According to government data, registered migrants in Chile’s population of 19 million have risen by nearly 1.6 million, up from 1.3 million in 2018. The number of illegal immigrants has also soared, from 16,000 in 2020 to a staggering 53,875 two years later, according to the Chilean watchdog Observatory for Responsible Migration.
Amid a struggling economy and growing public backlash against immigration, Chile has tightened visa requirements for Venezuelans, the largest group of recent arrivals, and President Boric last year deployed troops to its northern border with Peru, a key migrant crossing point, to check migrants’ documents and arrest smugglers.
After fleeing Venezuela and finding life as a migrant in Colombia and then Ecuador unbearable, 34-year-old Karen Salazar dreamed of Chile.

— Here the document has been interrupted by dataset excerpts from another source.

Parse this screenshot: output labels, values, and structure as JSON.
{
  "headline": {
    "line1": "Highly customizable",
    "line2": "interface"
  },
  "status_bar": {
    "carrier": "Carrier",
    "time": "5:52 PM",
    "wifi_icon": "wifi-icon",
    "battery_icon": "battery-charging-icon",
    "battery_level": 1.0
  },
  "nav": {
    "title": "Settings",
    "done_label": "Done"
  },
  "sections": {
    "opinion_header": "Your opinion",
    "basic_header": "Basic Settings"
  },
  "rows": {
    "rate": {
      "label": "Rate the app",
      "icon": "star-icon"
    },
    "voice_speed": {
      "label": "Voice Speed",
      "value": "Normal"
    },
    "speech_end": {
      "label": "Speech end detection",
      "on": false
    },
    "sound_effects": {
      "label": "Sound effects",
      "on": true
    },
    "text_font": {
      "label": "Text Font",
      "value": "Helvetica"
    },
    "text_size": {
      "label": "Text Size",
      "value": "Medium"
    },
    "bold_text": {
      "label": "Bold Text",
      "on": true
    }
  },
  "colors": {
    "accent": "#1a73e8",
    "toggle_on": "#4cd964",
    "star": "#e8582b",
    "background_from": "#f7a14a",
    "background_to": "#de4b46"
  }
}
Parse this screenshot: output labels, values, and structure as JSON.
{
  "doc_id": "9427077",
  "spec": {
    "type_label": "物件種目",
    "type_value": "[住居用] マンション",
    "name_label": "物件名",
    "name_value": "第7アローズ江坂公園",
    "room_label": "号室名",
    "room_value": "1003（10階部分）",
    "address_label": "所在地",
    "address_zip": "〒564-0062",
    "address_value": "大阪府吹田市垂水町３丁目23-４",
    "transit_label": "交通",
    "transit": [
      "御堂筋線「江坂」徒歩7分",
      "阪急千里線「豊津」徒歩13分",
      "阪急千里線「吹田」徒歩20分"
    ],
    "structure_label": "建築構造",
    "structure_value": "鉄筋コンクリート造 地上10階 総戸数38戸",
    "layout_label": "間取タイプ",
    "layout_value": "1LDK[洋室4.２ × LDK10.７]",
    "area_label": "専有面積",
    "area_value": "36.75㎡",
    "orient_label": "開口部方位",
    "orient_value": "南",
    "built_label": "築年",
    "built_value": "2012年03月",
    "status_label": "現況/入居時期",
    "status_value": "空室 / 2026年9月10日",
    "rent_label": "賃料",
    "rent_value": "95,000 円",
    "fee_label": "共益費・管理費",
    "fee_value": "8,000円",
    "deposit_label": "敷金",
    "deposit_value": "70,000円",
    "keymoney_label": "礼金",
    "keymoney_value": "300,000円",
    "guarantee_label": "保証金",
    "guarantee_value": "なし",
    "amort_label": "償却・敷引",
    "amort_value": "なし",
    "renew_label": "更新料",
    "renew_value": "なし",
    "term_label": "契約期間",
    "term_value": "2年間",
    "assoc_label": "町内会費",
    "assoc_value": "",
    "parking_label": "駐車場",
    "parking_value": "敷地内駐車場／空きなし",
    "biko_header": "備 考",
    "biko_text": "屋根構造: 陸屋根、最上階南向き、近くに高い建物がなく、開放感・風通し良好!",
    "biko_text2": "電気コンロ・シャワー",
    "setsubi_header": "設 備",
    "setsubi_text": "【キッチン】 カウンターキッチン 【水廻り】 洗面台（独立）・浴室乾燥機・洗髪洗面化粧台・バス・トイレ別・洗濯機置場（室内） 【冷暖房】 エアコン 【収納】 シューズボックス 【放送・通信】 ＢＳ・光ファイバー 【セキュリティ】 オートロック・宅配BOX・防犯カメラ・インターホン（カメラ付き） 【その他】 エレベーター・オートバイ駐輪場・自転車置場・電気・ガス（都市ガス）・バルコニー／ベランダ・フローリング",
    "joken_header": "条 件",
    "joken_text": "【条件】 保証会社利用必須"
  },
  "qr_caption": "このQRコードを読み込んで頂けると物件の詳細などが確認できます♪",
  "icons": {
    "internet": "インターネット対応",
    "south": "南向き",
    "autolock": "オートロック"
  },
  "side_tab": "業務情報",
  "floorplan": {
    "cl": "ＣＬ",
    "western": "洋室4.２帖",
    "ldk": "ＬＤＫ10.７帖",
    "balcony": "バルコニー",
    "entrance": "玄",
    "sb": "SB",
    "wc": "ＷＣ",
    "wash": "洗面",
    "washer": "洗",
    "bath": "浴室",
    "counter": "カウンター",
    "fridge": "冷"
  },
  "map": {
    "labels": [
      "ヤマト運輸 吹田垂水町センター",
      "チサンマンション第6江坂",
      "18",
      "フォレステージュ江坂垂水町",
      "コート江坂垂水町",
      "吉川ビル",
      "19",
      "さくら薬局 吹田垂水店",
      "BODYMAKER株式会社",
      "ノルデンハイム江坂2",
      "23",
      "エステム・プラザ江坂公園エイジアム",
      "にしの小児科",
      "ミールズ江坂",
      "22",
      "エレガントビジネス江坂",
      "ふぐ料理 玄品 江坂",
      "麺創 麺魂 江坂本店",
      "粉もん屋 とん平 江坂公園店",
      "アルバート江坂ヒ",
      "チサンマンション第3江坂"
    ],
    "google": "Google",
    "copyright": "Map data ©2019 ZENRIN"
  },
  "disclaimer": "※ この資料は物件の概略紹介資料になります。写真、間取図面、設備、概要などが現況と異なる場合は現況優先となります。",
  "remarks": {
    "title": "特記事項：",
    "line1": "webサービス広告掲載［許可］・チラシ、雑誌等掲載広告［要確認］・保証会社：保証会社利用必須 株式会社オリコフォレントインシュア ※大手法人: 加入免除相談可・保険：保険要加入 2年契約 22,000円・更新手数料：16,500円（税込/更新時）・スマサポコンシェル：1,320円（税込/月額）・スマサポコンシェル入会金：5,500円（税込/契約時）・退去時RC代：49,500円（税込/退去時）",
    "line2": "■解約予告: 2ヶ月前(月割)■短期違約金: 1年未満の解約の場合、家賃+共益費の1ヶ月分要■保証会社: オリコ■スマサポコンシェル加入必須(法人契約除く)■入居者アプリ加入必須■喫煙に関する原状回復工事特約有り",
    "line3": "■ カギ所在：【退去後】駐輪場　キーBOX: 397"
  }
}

Drawn by Chile’s reputation as one of the region’s few developing countries, Salazar, her husband and their two young children braved freezing mountains, inhospitable desert terrain and predatory smugglers on foot and in a pickup truck.
They didn’t find what they wanted: At first they lived in a shabby tent city in northern Chile, then moved to Santiago, where they slept in public parks.
“I understand why this is happening, but it breaks my heart to see kids like this,” Salazar said at the Bolick Street shelter, where she was waiting in line for free meals.
As the crisis deepens, aid groups are stepping up pressure on the government: There are fewer than 200 homeless shelters across the country, barely enough to house 13 percent of Chile’s current homeless population, said local activist Rodrigo Ibarra Montero.
President Boric has pledged to build 260,000 new government-backed homes over his four-year term when he takes office in March 2022. Many fear that will not be enough, given the scale of the problem.
But the president wants that to happen.
“We are making steady progress,” the president asserted in a speech inaugurating a new public housing development in Santiago. “I want you to evaluate us by the end of your term.”